Create a Managed Kubernetes cluster for Data Science
In a Managed Kubernetes cluster, you can run a container with pre-installed machine learning tools and run the Jupyter Notebook service in it.
Container can be used to train and infer models for application development and data manipulation.
List of tools
A list of packages in the container:
- PIP
- PyTorch
- TensorFlow
- Keras
- Anaconda
- Jupyter Notebook
- scikit-learn
- Numpy
- Scipy
- Pandas
- NLTK
- OpenCV
- Catboost
- XGBoost
- LightGBM
Create a cluster for Data Science
- In Control Panel, go to Cloud Platform → Kubernetes.
- Click Create Cluster.
- Select a node group configuration with parameters of at least 4 vCPUs, 8 GB RAM, 20 GB SSD.
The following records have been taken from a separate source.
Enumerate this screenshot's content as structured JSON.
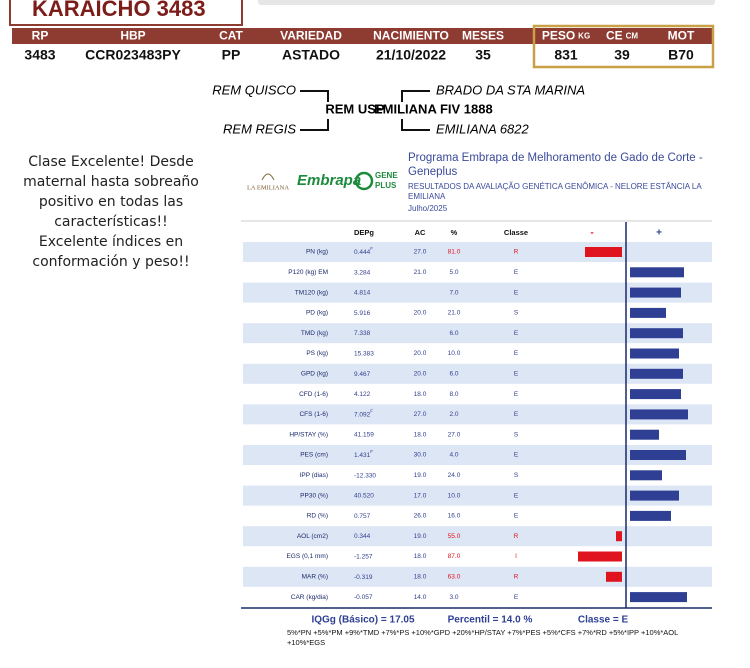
{
  "header": {
    "title": "KARAICHO 3483",
    "columns": [
      "RP",
      "HBP",
      "CAT",
      "VARIEDAD",
      "NACIMIENTO",
      "MESES",
      "PESO",
      "CE",
      "MOT"
    ],
    "column_units": {
      "6": "KG",
      "7": "CM"
    },
    "values": [
      "3483",
      "CCR023483PY",
      "PP",
      "ASTADO",
      "21/10/2022",
      "35",
      "831",
      "39",
      "B70"
    ]
  },
  "pedigree": {
    "animal_sire": "REM USP",
    "sire_sire": "REM QUISCO",
    "sire_dam": "REM REGIS",
    "animal_dam": "EMILIANA FIV 1888",
    "dam_sire": "BRADO DA STA MARINA",
    "dam_dam": "EMILIANA 6822"
  },
  "comment": "Clase Excelente! Desde maternal hasta sobreaño positivo en todas las características!! Excelente índices en conformación y peso!!",
  "panel": {
    "logo_left": "LA EMILIANA",
    "logo_embrapa": "Embrapa",
    "logo_gene": "GENE",
    "logo_plus": "PLUS",
    "title": "Programa Embrapa de Melhoramento de Gado de Corte - Geneplus",
    "subtitle": "RESULTADOS DA AVALIAÇÃO GENÉTICA GENÔMICA - NELORE ESTÂNCIA LA EMILIANA",
    "date": "Julho/2025",
    "table": {
      "columns": [
        "DEPg",
        "AC",
        "%",
        "Classe",
        "-",
        "+"
      ],
      "rows": [
        {
          "trait": "PN (kg)",
          "dep": "0.444",
          "sup": "F",
          "ac": "27.0",
          "pct": "81.0",
          "classe": "R",
          "bar": -37
        },
        {
          "trait": "P120 (kg) EM",
          "dep": "3.284",
          "ac": "21.0",
          "pct": "5.0",
          "classe": "E",
          "bar": 54
        },
        {
          "trait": "TM120 (kg)",
          "dep": "4.814",
          "pct": "7.0",
          "classe": "E",
          "bar": 51
        },
        {
          "trait": "PD (kg)",
          "dep": "5.916",
          "ac": "20.0",
          "pct": "21.0",
          "classe": "S",
          "bar": 36
        },
        {
          "trait": "TMD (kg)",
          "dep": "7.338",
          "pct": "6.0",
          "classe": "E",
          "bar": 53
        },
        {
          "trait": "PS (kg)",
          "dep": "15.383",
          "ac": "20.0",
          "pct": "10.0",
          "classe": "E",
          "bar": 49
        },
        {
          "trait": "GPD (kg)",
          "dep": "9.467",
          "ac": "20.0",
          "pct": "6.0",
          "classe": "E",
          "bar": 53
        },
        {
          "trait": "CFD (1-6)",
          "dep": "4.122",
          "ac": "18.0",
          "pct": "8.0",
          "classe": "E",
          "bar": 51
        },
        {
          "trait": "CFS (1-6)",
          "dep": "7.092",
          "sup": "F",
          "ac": "27.0",
          "pct": "2.0",
          "classe": "E",
          "bar": 58
        },
        {
          "trait": "HP/STAY (%)",
          "dep": "41.159",
          "ac": "18.0",
          "pct": "27.0",
          "classe": "S",
          "bar": 29
        },
        {
          "trait": "PES (cm)",
          "dep": "1.431",
          "sup": "F",
          "ac": "30.0",
          "pct": "4.0",
          "classe": "E",
          "bar": 56
        },
        {
          "trait": "IPP (dias)",
          "dep": "-12.330",
          "ac": "19.0",
          "pct": "24.0",
          "classe": "S",
          "bar": 32
        },
        {
          "trait": "PP30 (%)",
          "dep": "40.520",
          "ac": "17.0",
          "pct": "10.0",
          "classe": "E",
          "bar": 49
        },
        {
          "trait": "RD (%)",
          "dep": "0.757",
          "ac": "26.0",
          "pct": "16.0",
          "classe": "E",
          "bar": 41
        },
        {
          "trait": "AOL (cm2)",
          "dep": "0.344",
          "ac": "19.0",
          "pct": "55.0",
          "classe": "R",
          "bar": -6
        },
        {
          "trait": "EGS (0,1 mm)",
          "dep": "-1.257",
          "ac": "18.0",
          "pct": "87.0",
          "classe": "I",
          "bar": -44
        },
        {
          "trait": "MAR (%)",
          "dep": "-0.319",
          "ac": "18.0",
          "pct": "63.0",
          "classe": "R",
          "bar": -16
        },
        {
          "trait": "CAR (kg/dia)",
          "dep": "-0.057",
          "ac": "14.0",
          "pct": "3.0",
          "classe": "E",
          "bar": 57
        }
      ],
      "colors": {
        "negative": "#e0141e",
        "positive": "#2e3f94"
      }
    },
    "summary": [
      "IQGg (Básico) = 17.05",
      "Percentil = 14.0 %",
      "Classe = E"
    ],
    "formula": "5%*PN +5%*PM +9%*TMD +7%*PS +10%*GPD +20%*HP/STAY +7%*PES +5%*CFS +7%*RD +5%*IPP +10%*AOL +10%*EGS"
  }
}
- Select the rest of the cluster settings (more details in the Create Managed Kubernetes cluster instructions) and click Create.
- Connect to cluster.
Start the container
-
Download YAML file with deployment configuration.
-
Start the container:
kubectl apply -f selectel-ml.yaml
-
Check the status of the container:
kubectl get pod -w
-
Wait for the
Running
status — it means that the container is created and running:selectel-ml 1/1 Running
Launch Jupyter Notebook
-
Open a port to access the service:
kubectl expose deployment selectel-ml --type=LoadBalancer --name=my-service
-
Get the port to connect to the Jupyter server:
kubectl get services
Example answer:
NAME TYPE CLUSTER-IP EXTERNAL-IP PORT(S) AGE
my-service LoadBalancer 10.100.90.86 203.0.113.1 8888:31779/TCP 30s -
In the address bar of your browser, enter the address from
EXTERNAL-IP
and the port number fromPORT(S)
, for example203.0.113.1:8888
. -
If
<pending>
is displayed inEXTERNAL-IP
, run thekubectl get services
command after a few minutes. -
In the Jupyter Notebook web interface that opens, enter the default password:
9lG0eXCevt
. -
Optional: Change the password according to Jupyter Notebook instructions.
Working with the container through the console
Configure the container operation through the console:
kubectl exec -it [pod name] /bin/bash